Current situation of amarok, and of latex tools

Christopher James Halse Rogers raof at ubuntu.com
Mon May 25 01:46:32 UTC 2009


On Mon, 2009-05-25 at 02:22 +0100, Dmitrijs Ledkovs wrote:
> 2009/5/25 Markus Hitter <mah at jump-ing.de>:
> >
> > Am 25.05.2009 um 00:01 schrieb Jan Claeys:
> >
> >> And to be honest, I don't see how we can make more people use alpha
> >> versions on their "I need this for work" system...
> >
> > Craft a system where people can switch back and forth between
> > different package versions. "This update broke foo?" -> Report a bug
> > and switch foo back to the previous version -> Damage gone, user happy.
> >
> > Programmers do something similar with their source code already, why
> > not with binary packages?
> >
> >
> > Markus
> >
> > - - - - - - - - - - - - - - - - - - -
> > Dipl. Ing. Markus Hitter
> > http://www.jump-ing.de/
> 
> Dowgrades are not supported..... it's the basics behind apt and dpkg.

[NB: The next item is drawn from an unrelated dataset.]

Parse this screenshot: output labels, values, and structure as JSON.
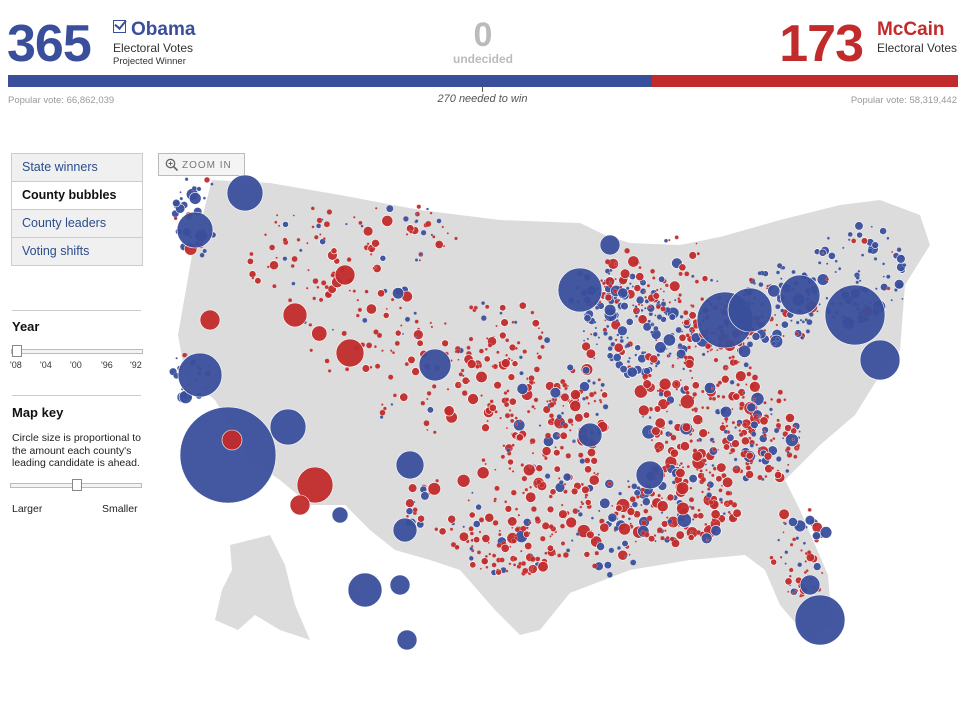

That's not really a particularly good answer.  *Why* aren't downgrades
supported is what I interpret Markus to be asking.

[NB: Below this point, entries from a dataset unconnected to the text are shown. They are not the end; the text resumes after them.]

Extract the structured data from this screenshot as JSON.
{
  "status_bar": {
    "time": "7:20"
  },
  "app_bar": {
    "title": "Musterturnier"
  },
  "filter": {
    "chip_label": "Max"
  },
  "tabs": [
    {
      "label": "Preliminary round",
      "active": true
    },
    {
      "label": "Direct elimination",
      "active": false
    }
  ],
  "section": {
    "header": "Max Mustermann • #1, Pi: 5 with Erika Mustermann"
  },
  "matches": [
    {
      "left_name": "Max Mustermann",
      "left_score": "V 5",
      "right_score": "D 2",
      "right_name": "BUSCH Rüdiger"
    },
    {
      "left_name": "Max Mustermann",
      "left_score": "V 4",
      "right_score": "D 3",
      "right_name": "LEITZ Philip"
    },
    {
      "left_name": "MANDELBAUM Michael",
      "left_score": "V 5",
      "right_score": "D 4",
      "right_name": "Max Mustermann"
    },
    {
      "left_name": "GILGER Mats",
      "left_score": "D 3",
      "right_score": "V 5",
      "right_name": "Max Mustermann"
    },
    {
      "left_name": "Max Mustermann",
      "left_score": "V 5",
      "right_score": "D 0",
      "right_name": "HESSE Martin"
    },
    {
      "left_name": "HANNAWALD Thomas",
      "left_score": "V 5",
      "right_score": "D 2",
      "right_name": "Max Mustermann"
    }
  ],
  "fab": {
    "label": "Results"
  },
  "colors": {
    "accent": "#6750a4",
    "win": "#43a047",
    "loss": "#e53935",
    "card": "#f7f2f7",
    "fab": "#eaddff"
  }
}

The immediate reason is because of the *policy* that downgrades aren't
supported - thus, they aren't tested, and little or no effort is made to
ensure that they work.  For most packages, most of the time, downgrading
should work just fine because the situations where downgrades fail
aren't the common case - most package upgrades won't involve config file
changes, won't require maintainer scripts to do funky things, and won't
convert the user's data into an incompatible format.

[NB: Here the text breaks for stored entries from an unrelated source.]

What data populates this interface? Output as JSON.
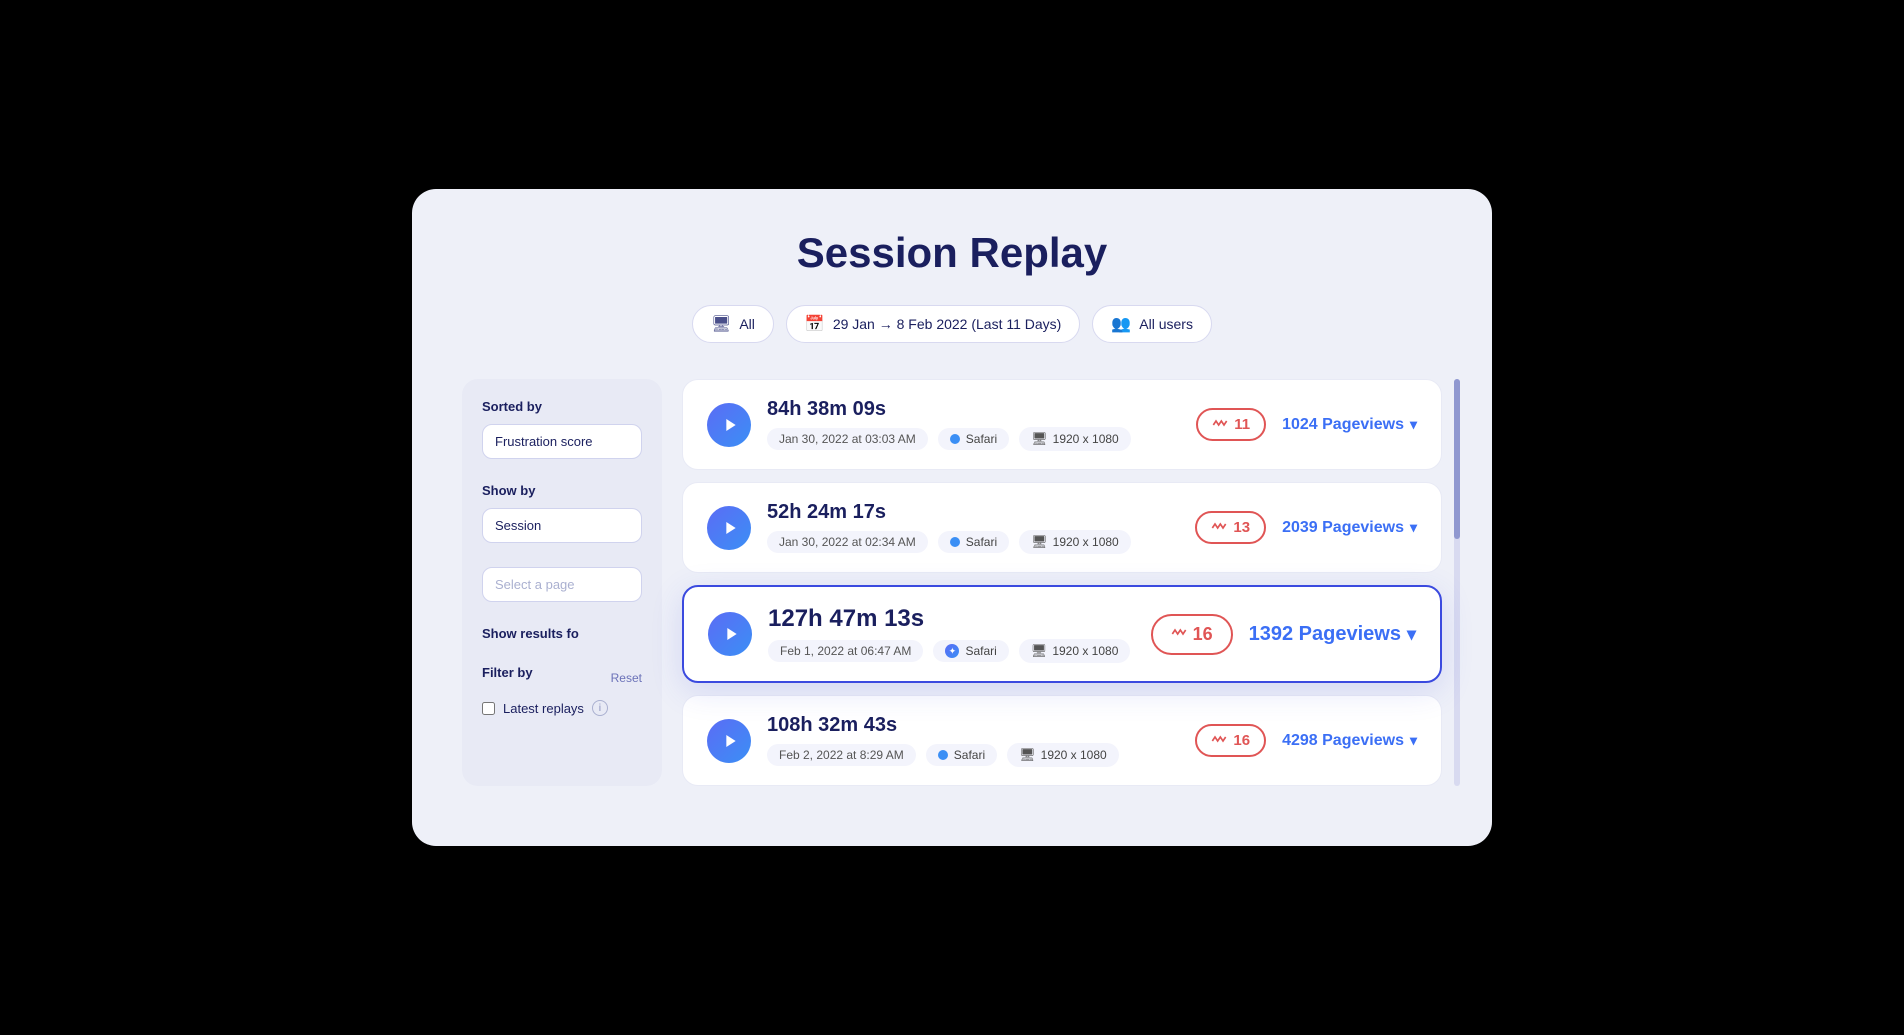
{
  "page": {
    "title": "Session Replay"
  },
  "filters": {
    "device_label": "All",
    "date_range": "29 Jan → 8 Feb 2022 (Last 11 Days)",
    "users": "All users"
  },
  "sidebar": {
    "sorted_by_label": "Sorted by",
    "sorted_by_value": "Frustration score",
    "show_by_label": "Show by",
    "show_by_value": "Session",
    "page_placeholder": "Select a page",
    "show_results_label": "Show results fo",
    "filter_by_label": "Filter by",
    "reset_label": "Reset",
    "latest_replays_label": "Latest replays"
  },
  "sessions": [
    {
      "duration": "84h 38m 09s",
      "date": "Jan 30, 2022 at 03:03 AM",
      "browser": "Safari",
      "resolution": "1920 x 1080",
      "frustration": 11,
      "pageviews": "1024 Pageviews",
      "highlighted": false
    },
    {
      "duration": "52h 24m 17s",
      "date": "Jan 30, 2022 at 02:34 AM",
      "browser": "Safari",
      "resolution": "1920 x 1080",
      "frustration": 13,
      "pageviews": "2039 Pageviews",
      "highlighted": false
    },
    {
      "duration": "127h 47m 13s",
      "date": "Feb 1, 2022 at 06:47 AM",
      "browser": "Safari",
      "resolution": "1920 x 1080",
      "frustration": 16,
      "pageviews": "1392 Pageviews",
      "highlighted": true
    },
    {
      "duration": "108h 32m 43s",
      "date": "Feb 2, 2022 at 8:29 AM",
      "browser": "Safari",
      "resolution": "1920 x 1080",
      "frustration": 16,
      "pageviews": "4298 Pageviews",
      "highlighted": false
    }
  ]
}
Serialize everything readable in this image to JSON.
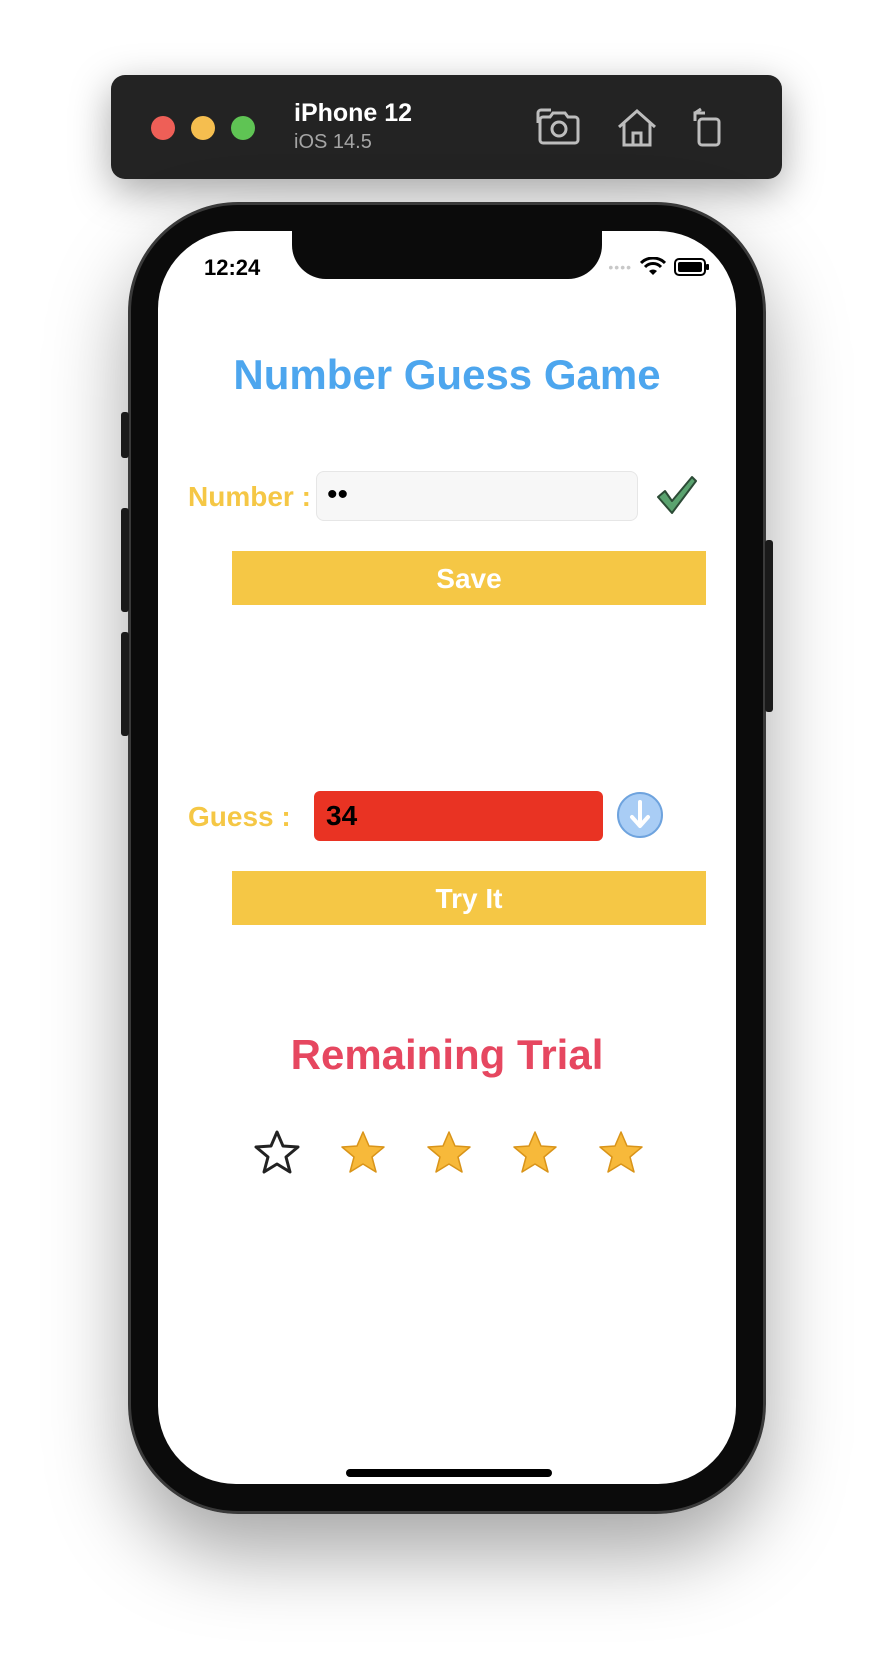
{
  "simulator": {
    "device_name": "iPhone 12",
    "os_version": "iOS 14.5",
    "icons": [
      "screenshot-icon",
      "home-icon",
      "rotate-icon"
    ]
  },
  "status_bar": {
    "time": "12:24"
  },
  "app": {
    "title": "Number Guess Game",
    "number_label": "Number :",
    "number_value": "••",
    "save_label": "Save",
    "guess_label": "Guess :",
    "guess_value": "34",
    "try_label": "Try It",
    "remaining_title": "Remaining Trial",
    "remaining_trials": 4,
    "total_trials": 5
  },
  "colors": {
    "title_blue": "#4da6ee",
    "accent_yellow": "#f5c745",
    "guess_field_red": "#e93323",
    "remaining_red": "#e64760",
    "check_green": "#5aa36f",
    "hint_blue": "#a9cdf5"
  }
}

I think the rationale behind this policy is that the general case
*cannot* be handled reasonably - in particular, package updates *can*
trigger the program to migrate the user's data into a format that
previous versions can't read.  Supporting package downgrades means
supporting package downgrades in general, and this would require that
package maintainers write back-conversion utilities where necessary.

Having some sort of "roll back to previous package version" button might
be a nice idea, though it would need to be designed in such a way that
made it clear there was no guarantee that it'd work.  I'm not sure
whether we'd be doing users a favour here.